Des contradictions, le juge Yves Paradis en a relevé dans le témoignage d'André Ayotte, victime de l'arnaque de black money, au procès de la montréalaise accusée de l'avoir floué. Et c'est sur cette base qu'il a acquitté hier Emma Sophia Biagné.

«Le témoignage de Mme Biagné ne convainc pas le tribunal qu'elle dit la vérité, mais le témoignage du plaignant offre tellement de contradictions qu'il ne peut permettre au tribunal de conclure hors de tout doute raisonnable que les évènements se sont déroulés comme il les a décrits», a dit le juge Paradis.

Les faits reprochés à Emma Sophia Biagné, une mère monoparentale de 33 ans, remontent à octobre 2008. Le plaignant, André Ayotte, avait alors rencontré une certaine «Martine» sur un site de rencontres. André Ayotte et Martine se sont donné rendez-vous le 12 octobre 2008. Emma Sophia Biagné personnifiait Martine. La rencontre s'est bien passée et Martine a proposé un autre rendez-vous le lendemain. Elle voulait lui présenter son frère Patrick, qui arrivait de France le lendemain.

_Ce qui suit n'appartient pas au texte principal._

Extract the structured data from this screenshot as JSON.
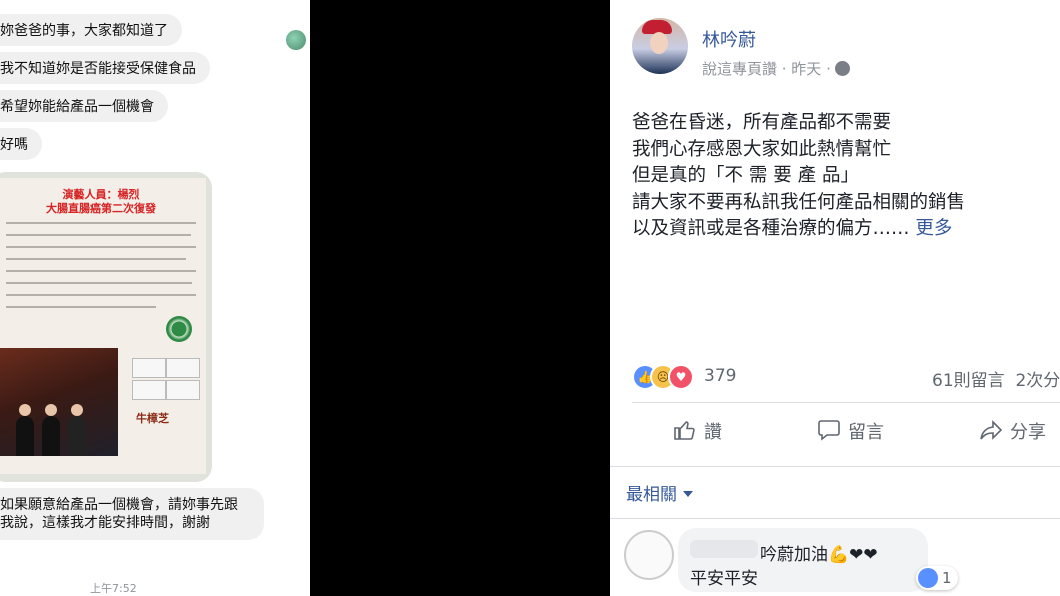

Le lendemain, les trois personnes se sont rencontrées. Patrick a expliqué au plaignant qu'il avait un problème avec ses valises et qu'il avait besoin de 5600$ pour les récupérer. Ses valises contenaient beaucoup d'argent, a-t-il dit tout en lui promettant de le rembourser sur-le-champ.

Le plaignant a accepté de lui donner l'argent. Patrick est alors parti, puis est revenu avec une valise qui contenait des billets tachés. Pour récupérer l'argent, a-t-il expliqué, il faut le «dilater». Il a sorti un produit avec lequel il a frotté quelques billets, qui sont redevenus propres. Il a ainsi lavé entre «400 et 640$».

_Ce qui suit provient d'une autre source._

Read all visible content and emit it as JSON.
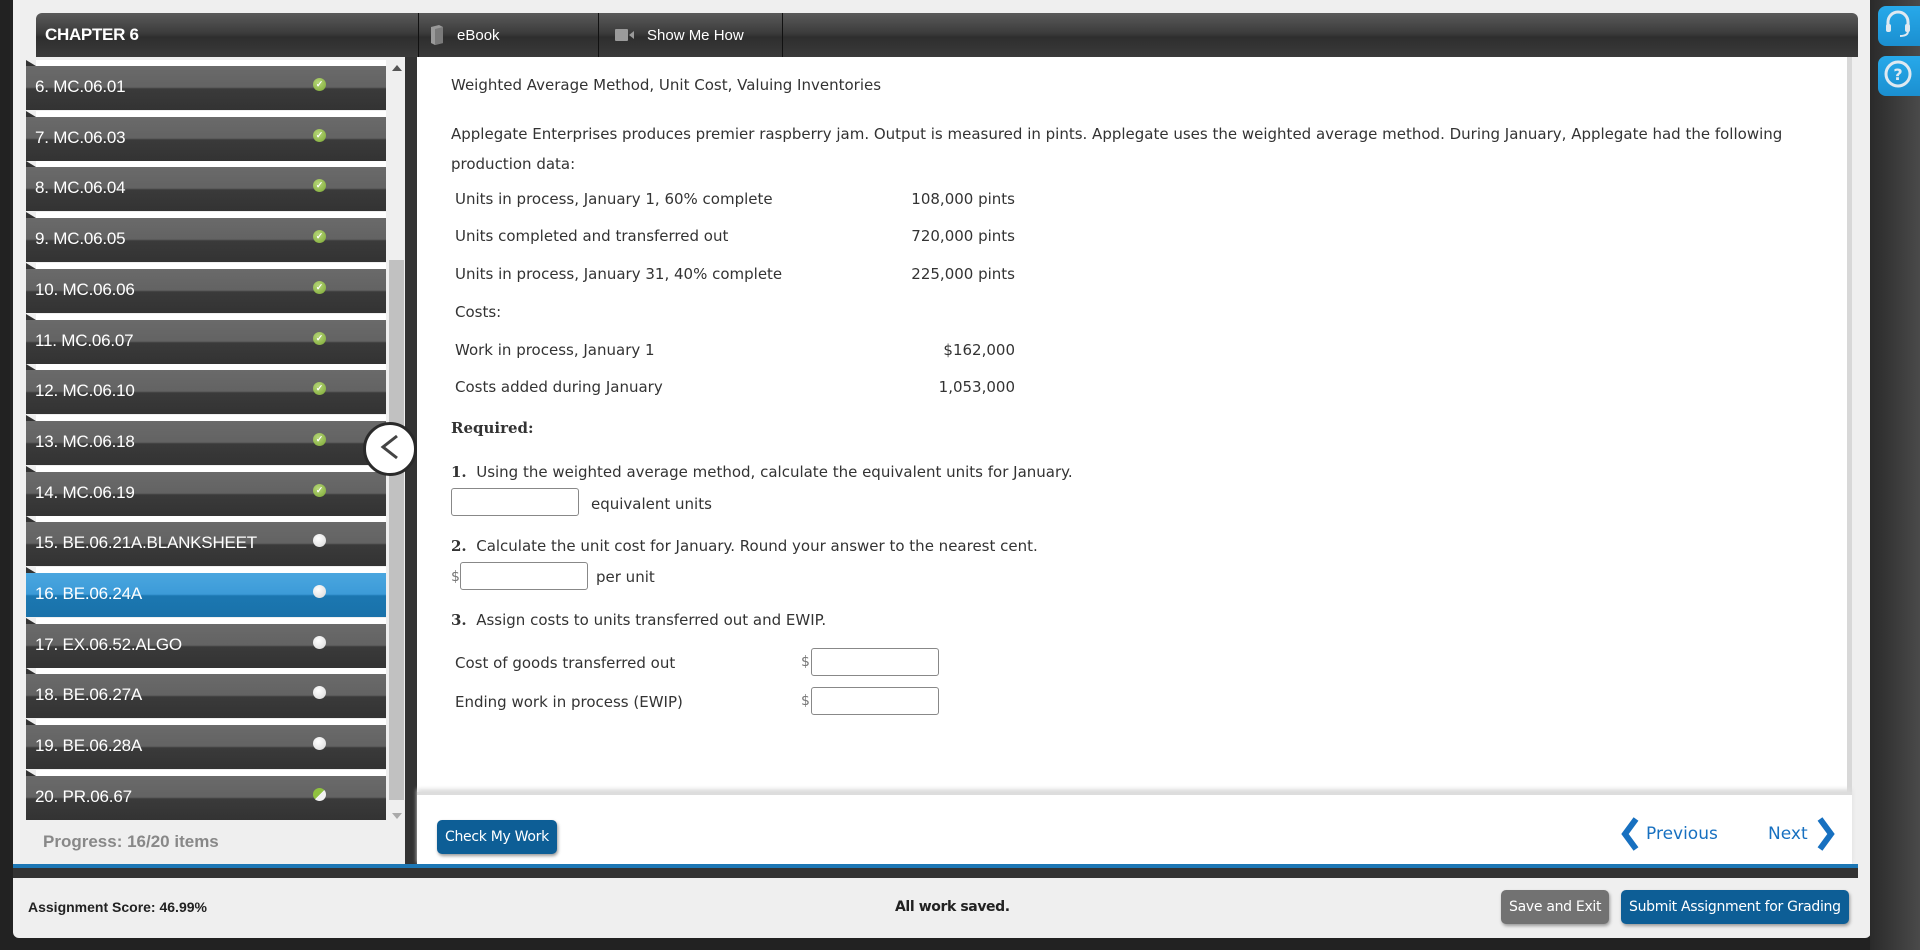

Pour poursuivre l'opération, Patrick a dit à M. Ayotte qu'il devait se procurer une autre bouteille qui coûte 200 000$ ou une demi-bouteille au coût de 100 000$, a-t-il laissé entendre.

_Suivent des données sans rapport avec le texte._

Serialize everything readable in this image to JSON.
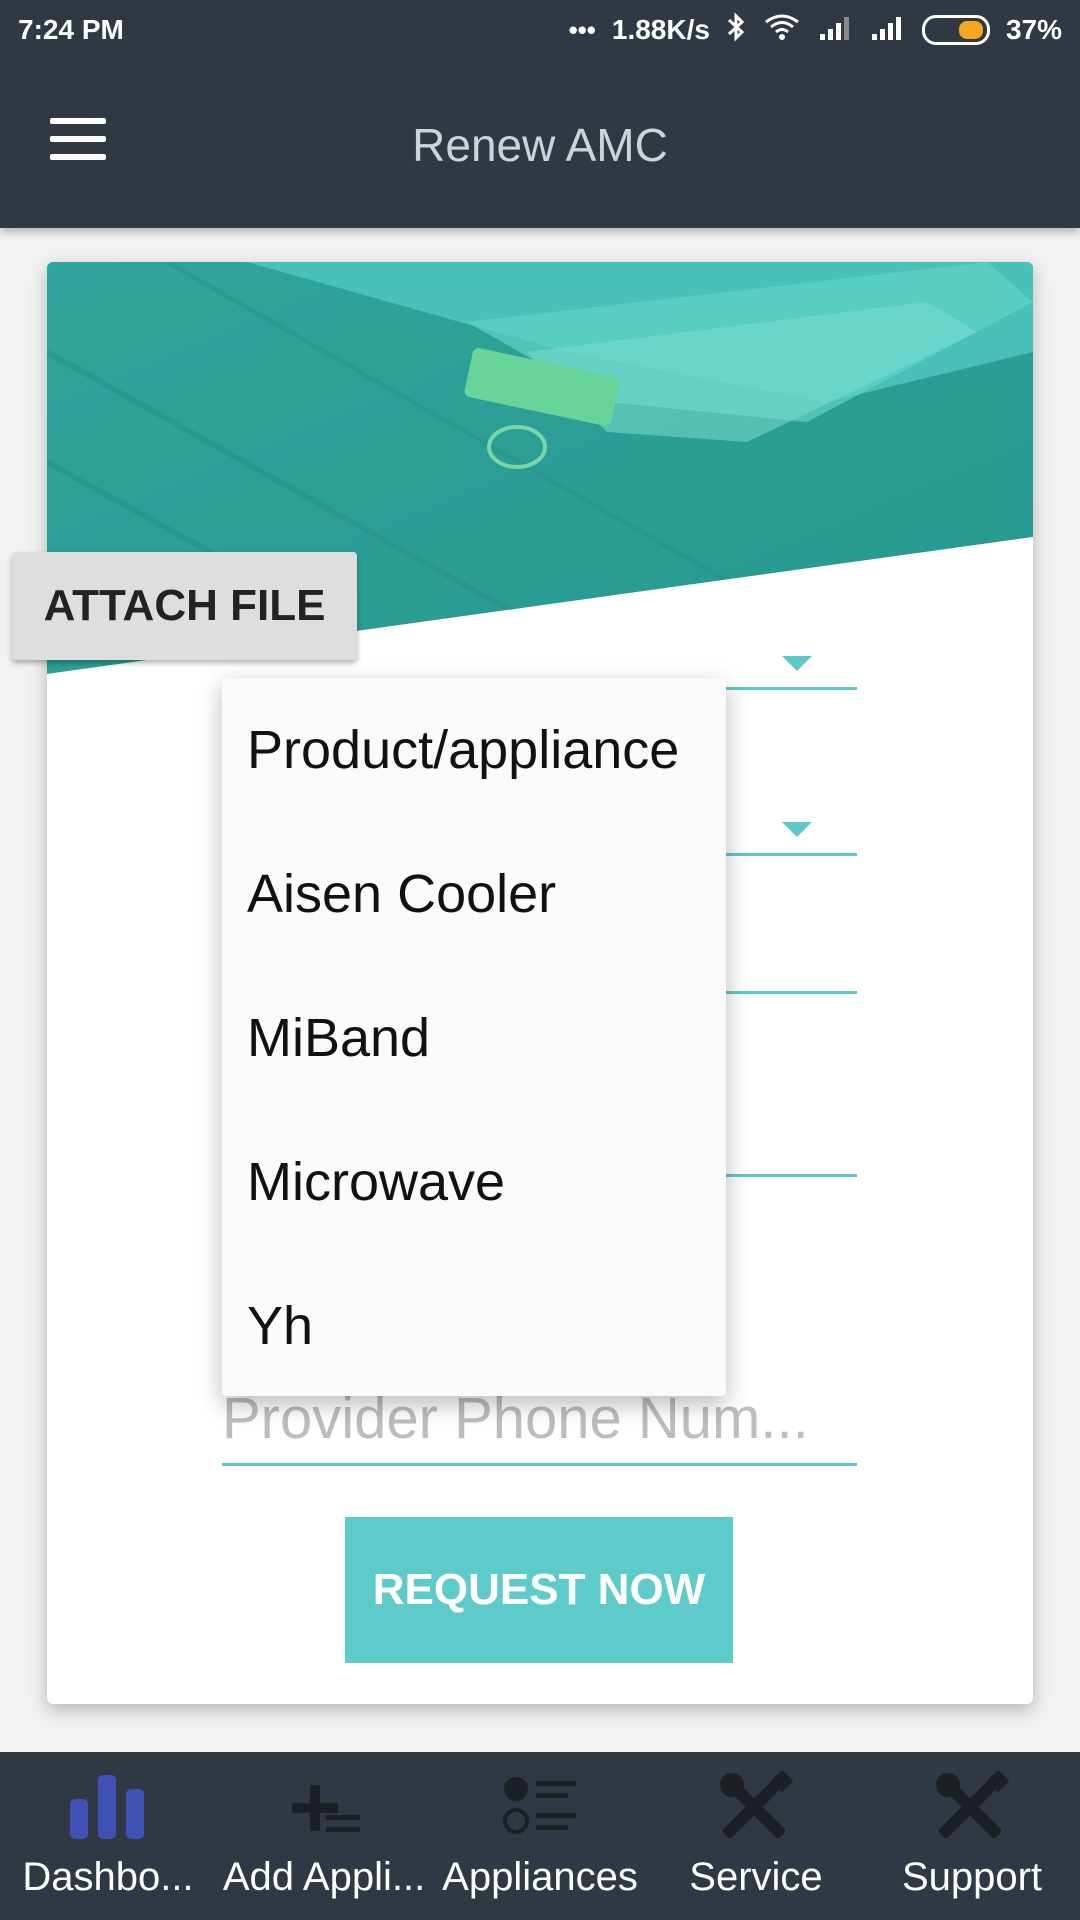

Conscient qu'il était victime d'une fraude, André Ayotte leur a dit que ça ne l'intéressait pas, mais a ajouté que cela pourrait intéresser un ami. Le lendemain, André Ayotte s'est présenté avec un ami (en fait, un enquêteur de police) dans un autre hôtel pour rencontrer Emma Sophia Biagné. Trente minutes plus tard, le policier a arrêté la jeune femme, qui fut accusée de fraude et de complot.

Plus de cinq ans après les événements

En cour, Emma Sophia Biagné a raconté qu'elle avait accepté de personnifier Martine pour rendre service à «Patrick», client au restaurant où elle travaillait. Elle a soutenu n'avoir rien vu de la fraude.

Quant au plaignant, «il a démontré une frustration certaine à répondre à des demandes de précisions au-delà de cinq ans après les évènements», a souligné le juge. André Ayotte a notamment dit à un avocat: «Si vous voulez avoir des détails aussi précis que ça, il faut faire l'audience dans des délais raisonnables, et non cinq ans plus tard.»